The Shakespeare Conference: SHK 16.0832  Friday, 29 April 2005

[1]     From:   Lott Whitt Brantley III <This email address is being protected from spambots. You need JavaScript enabled to view it.>
        Date:   Thursday, 28 Apr 2005 14:01:12 -0400
        Subj:   Re: SHK 16.0815 First Folio Function

[2]     From:   Tom Bishop <This email address is being protected from spambots. You need JavaScript enabled to view it.>
        Date:   Thursday, 28 Apr 2005 14:08:26 -0500
        Subj:   Re: SHK 16.0815 First Folio Function


[1]-----------------------------------------------------------------
From:           Lott Whitt Brantley III <This email address is being protected from spambots. You need JavaScript enabled to view it.>
Date:           Thursday, 28 Apr 2005 14:01:12 -0400
Subject: 16.0815 First Folio Function
Comment:        Re: SHK 16.0815 First Folio Function

Some actors feel that modern stops placed in the text sometimes confuse
the delivery, leading the actor to breath at the wrong times. Also, some
actors believe in retaining the capitalization of words in the script.
Also, rehearsing from the folio, if it's done from a cue script, can
lead to some very interesting moments onstage.  Actually, cue script has
always been my favorite. You can learn more about it (and it's very
interesting results) by reading about Patrick Tucker's Original
Shakespeare Company.

Whitt Brantley
This email address is being protected from spambots. You need JavaScript enabled to view it.
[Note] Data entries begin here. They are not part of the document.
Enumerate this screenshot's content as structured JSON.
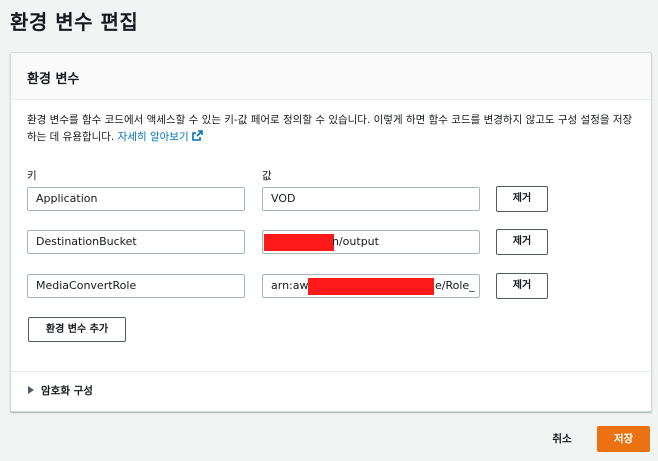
{
  "page": {
    "title": "환경 변수 편집"
  },
  "panel": {
    "title": "환경 변수",
    "description": "환경 변수를 함수 코드에서 액세스할 수 있는 키-값 페어로 정의할 수 있습니다. 이렇게 하면 함수 코드를 변경하지 않고도 구성 설정을 저장하는 데 유용합니다.",
    "learn_more_link": "자세히 알아보기",
    "key_label": "키",
    "value_label": "값",
    "variables": [
      {
        "key": "Application",
        "value": "VOD",
        "remove_label": "제거"
      },
      {
        "key": "DestinationBucket",
        "value_visible": "n/output",
        "remove_label": "제거"
      },
      {
        "key": "MediaConvertRole",
        "value_prefix": "arn:aws",
        "value_suffix": "e/Role_",
        "remove_label": "제거"
      }
    ],
    "add_button_label": "환경 변수 추가",
    "encryption_label": "암호화 구성"
  },
  "footer": {
    "cancel_label": "취소",
    "save_label": "저장"
  },
  "colors": {
    "primary_button": "#ec7211",
    "link": "#0073bb",
    "redaction": "#ff1a1a"
  }
}
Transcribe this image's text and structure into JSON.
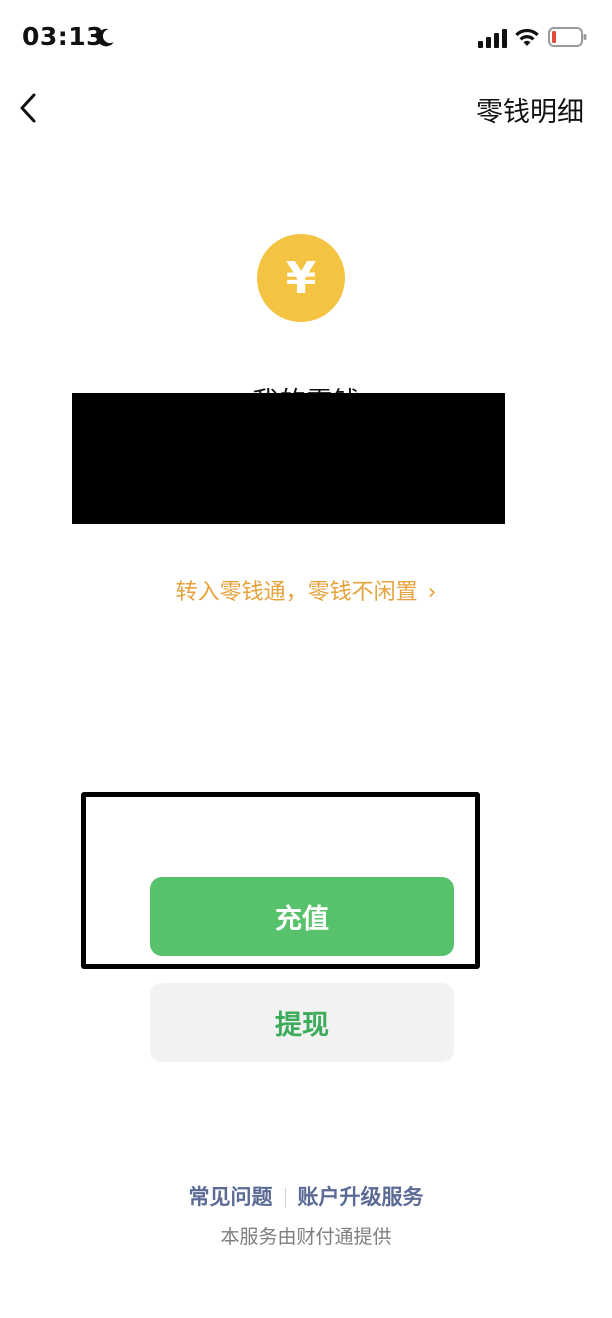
{
  "status_bar": {
    "time": "03:13",
    "icons": [
      "moon-icon",
      "signal-icon",
      "wifi-icon",
      "battery-icon"
    ]
  },
  "nav": {
    "details_label": "零钱明细"
  },
  "wallet": {
    "currency_symbol": "¥",
    "balance_label": "我的零钱",
    "transfer_link": "转入零钱通，零钱不闲置",
    "transfer_chevron": "›"
  },
  "actions": {
    "recharge_label": "充值",
    "withdraw_label": "提现"
  },
  "footer": {
    "faq_label": "常见问题",
    "upgrade_label": "账户升级服务",
    "provider_note": "本服务由财付通提供"
  },
  "colors": {
    "coin": "#f5c342",
    "transfer_link": "#e6a23c",
    "primary_button": "#57c16b",
    "secondary_button_bg": "#f2f2f2",
    "secondary_button_text": "#3cab5a",
    "footer_link": "#5b6b96"
  }
}
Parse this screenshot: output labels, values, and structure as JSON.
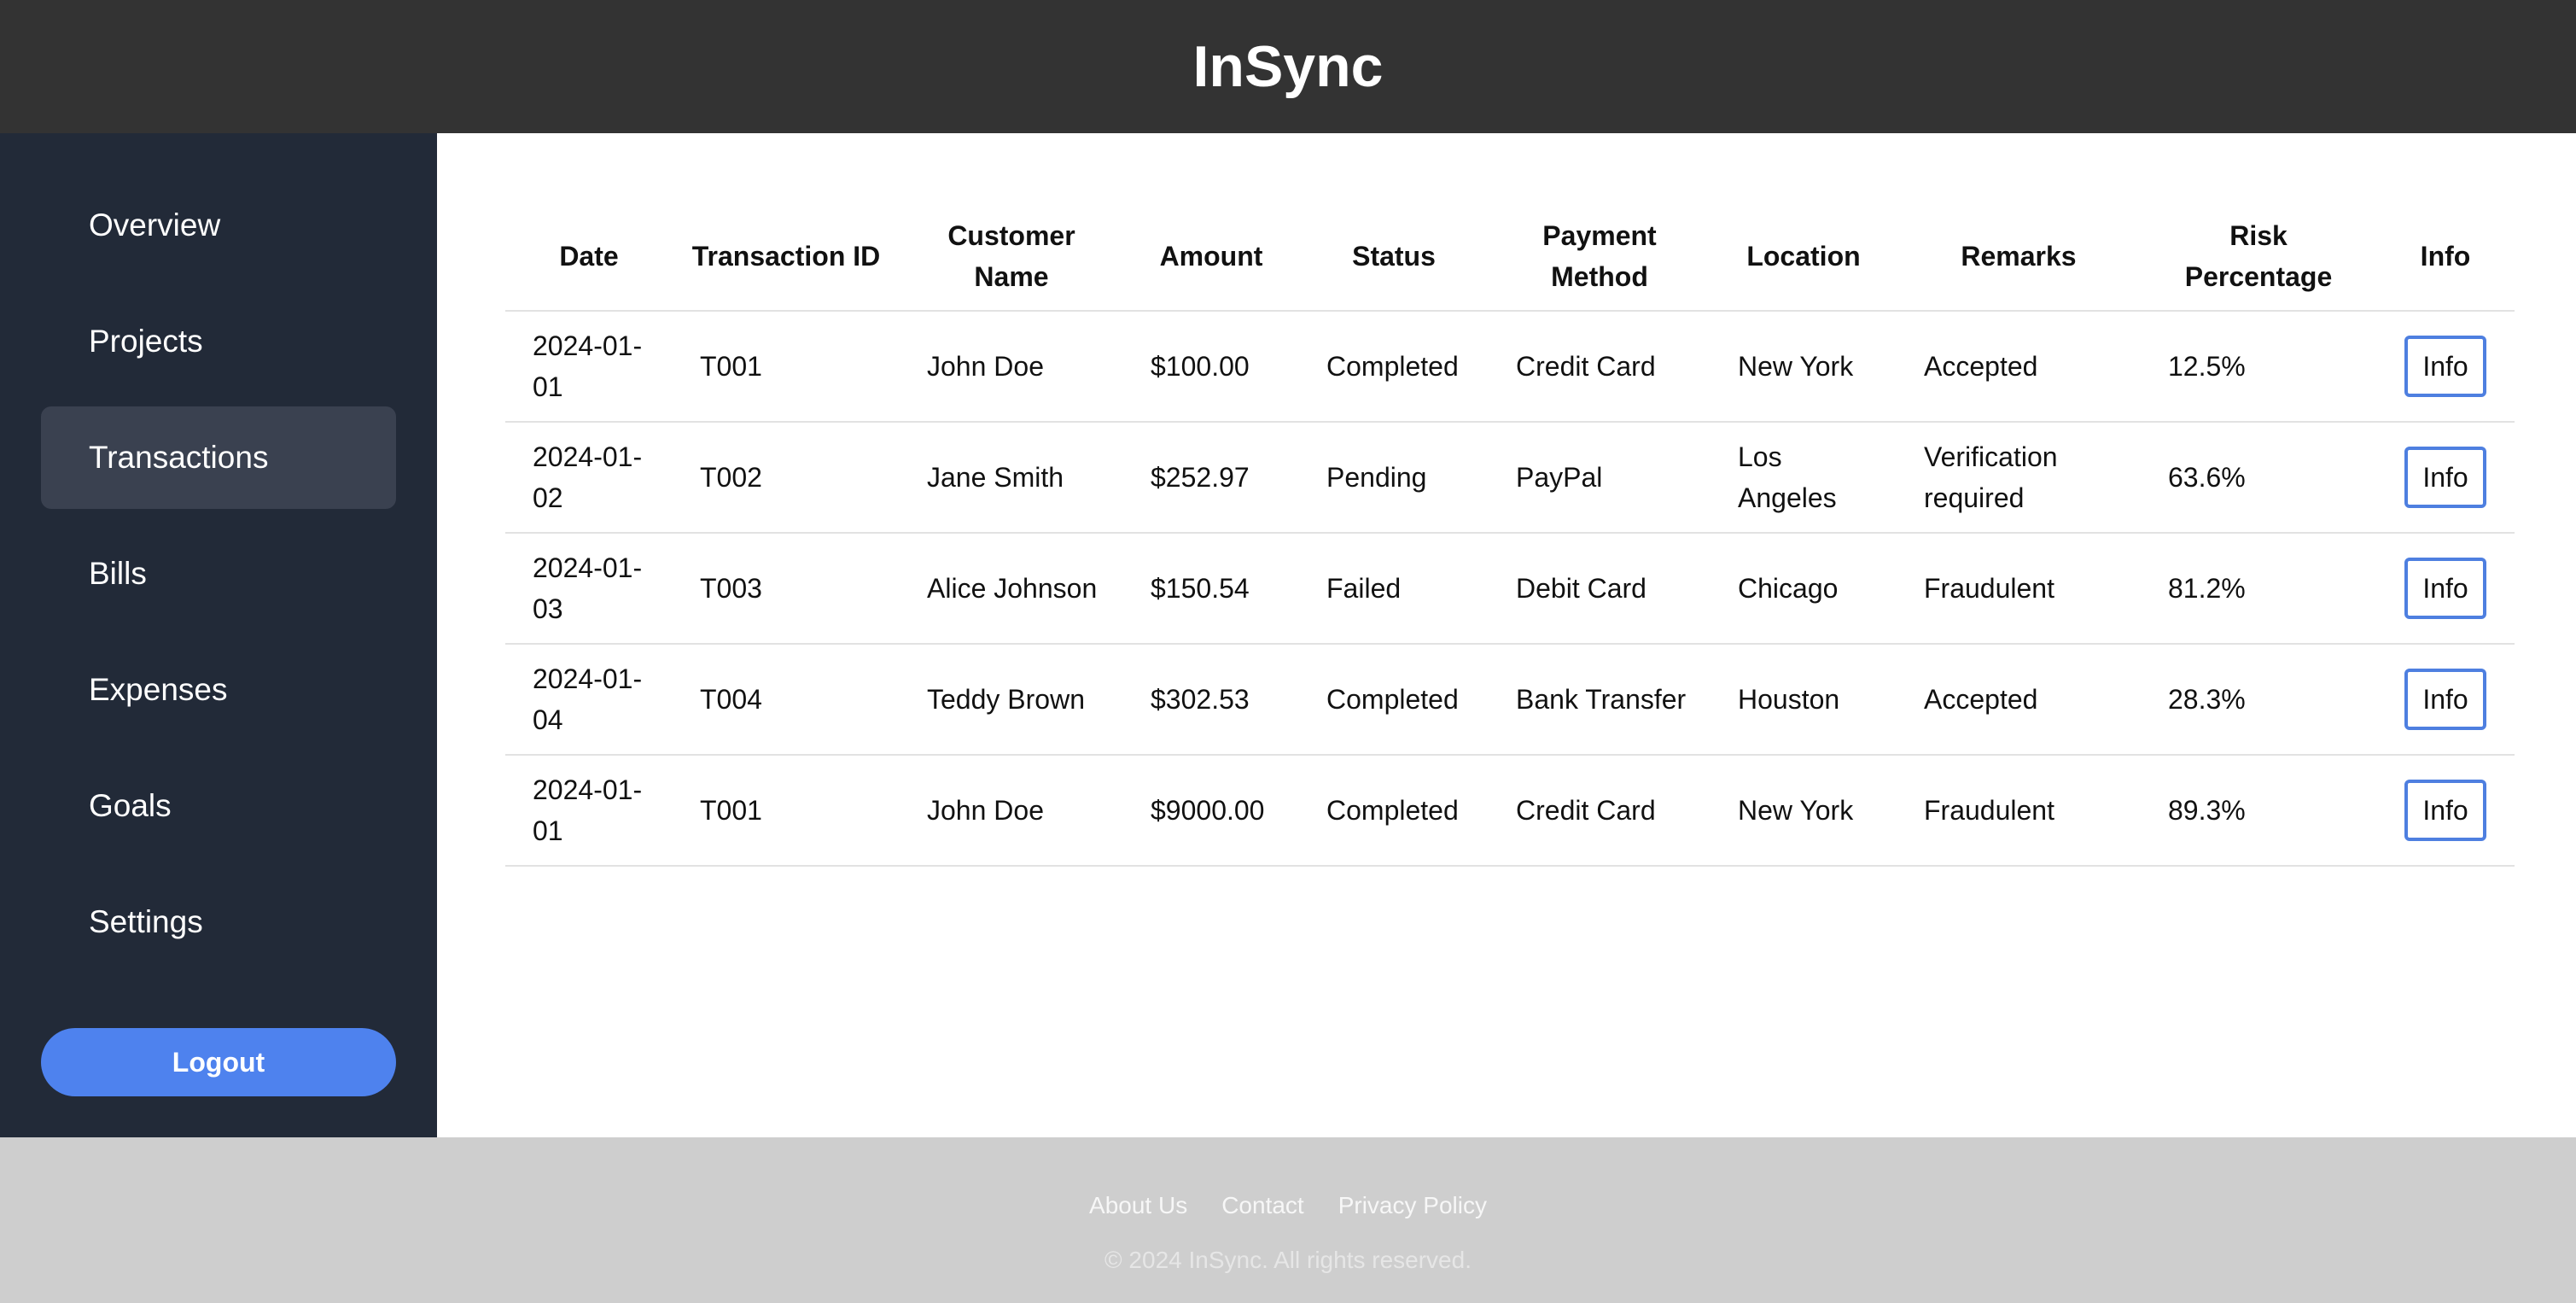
{
  "app": {
    "title": "InSync"
  },
  "sidebar": {
    "items": [
      {
        "label": "Overview"
      },
      {
        "label": "Projects"
      },
      {
        "label": "Transactions"
      },
      {
        "label": "Bills"
      },
      {
        "label": "Expenses"
      },
      {
        "label": "Goals"
      },
      {
        "label": "Settings"
      }
    ],
    "active": "Transactions",
    "logout_label": "Logout"
  },
  "table": {
    "headers": [
      "Date",
      "Transaction ID",
      "Customer Name",
      "Amount",
      "Status",
      "Payment Method",
      "Location",
      "Remarks",
      "Risk Percentage",
      "Info"
    ],
    "rows": [
      {
        "date": "2024-01-01",
        "id": "T001",
        "customer": "John Doe",
        "amount": "$100.00",
        "status": "Completed",
        "method": "Credit Card",
        "location": "New York",
        "remarks": "Accepted",
        "risk": "12.5%",
        "info": "Info"
      },
      {
        "date": "2024-01-02",
        "id": "T002",
        "customer": "Jane Smith",
        "amount": "$252.97",
        "status": "Pending",
        "method": "PayPal",
        "location": "Los Angeles",
        "remarks": "Verification required",
        "risk": "63.6%",
        "info": "Info"
      },
      {
        "date": "2024-01-03",
        "id": "T003",
        "customer": "Alice Johnson",
        "amount": "$150.54",
        "status": "Failed",
        "method": "Debit Card",
        "location": "Chicago",
        "remarks": "Fraudulent",
        "risk": "81.2%",
        "info": "Info"
      },
      {
        "date": "2024-01-04",
        "id": "T004",
        "customer": "Teddy Brown",
        "amount": "$302.53",
        "status": "Completed",
        "method": "Bank Transfer",
        "location": "Houston",
        "remarks": "Accepted",
        "risk": "28.3%",
        "info": "Info"
      },
      {
        "date": "2024-01-01",
        "id": "T001",
        "customer": "John Doe",
        "amount": "$9000.00",
        "status": "Completed",
        "method": "Credit Card",
        "location": "New York",
        "remarks": "Fraudulent",
        "risk": "89.3%",
        "info": "Info"
      }
    ]
  },
  "footer": {
    "links": [
      "About Us",
      "Contact",
      "Privacy Policy"
    ],
    "copyright": "© 2024 InSync. All rights reserved."
  },
  "colors": {
    "header_bg": "#333333",
    "sidebar_bg": "#222a38",
    "sidebar_active_bg": "#3a4150",
    "accent": "#4e82ee",
    "footer_bg": "#cecece"
  }
}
[2]-------------------------------------------------------------
From:           Tom Bishop <This email address is being protected from spambots. You need JavaScript enabled to view it.>
Date:           Thursday, 28 Apr 2005 14:08:26 -0500
Subject: 16.0815 First Folio Function
Comment:        Re: SHK 16.0815 First Folio Function

Dear Mark,

I'm sure you'll get many replies on this score. The function of the
Folio for actors is presumably whatever they want it to be, but I have
the impression that it's often used rather as a fetish to get "closer"
to "the real" Shakespeare.  This is pretty much nonsense, as anyone
knows who's spent any time learning about the book's history. Sure its
spellings are often unfamiliar, but in most cases, they're as likely to
be a compositor's or a scribe's as Shakespeare's. Its punctuation is
certainly non-modern, but that doesn't mean it "more accurately"
represents Shakespearean or playhouse conventions, even if we could
interpret it effectively (sometimes it's impossible). At best, using the
Folio provides a defamiliarizing effect which may encourage actors to
explore a variety of possible moves and throw up connections that might
not otherwise come to the surface (are they "weyard" or "weyward"
sisters?; is it "what need we fear? Who knows it...?" or "what need we
fear who knows it...?"). In All's Well, for instance, the variety of
speech prefixes for the Countess (or Mother, or Old Cou, or Lady) may
indicate that her role is "relational" rather than "essential" in a
variety of ways scene by scene -- or it may merely indicate that there
weren't enough italic Capital Cs in the Compositor's Case to Cover
Countess, Count, and Clowne in Characteristic (one-liner) Conversation
on one side of a Folio printed sheet. The notion that the Folio is
somehow "authentic" to the playwright or the theater is mostly wishful
thinking. Sure, you can learn from looking at the Folio. But you can't
use it as a standard to beat other texts with.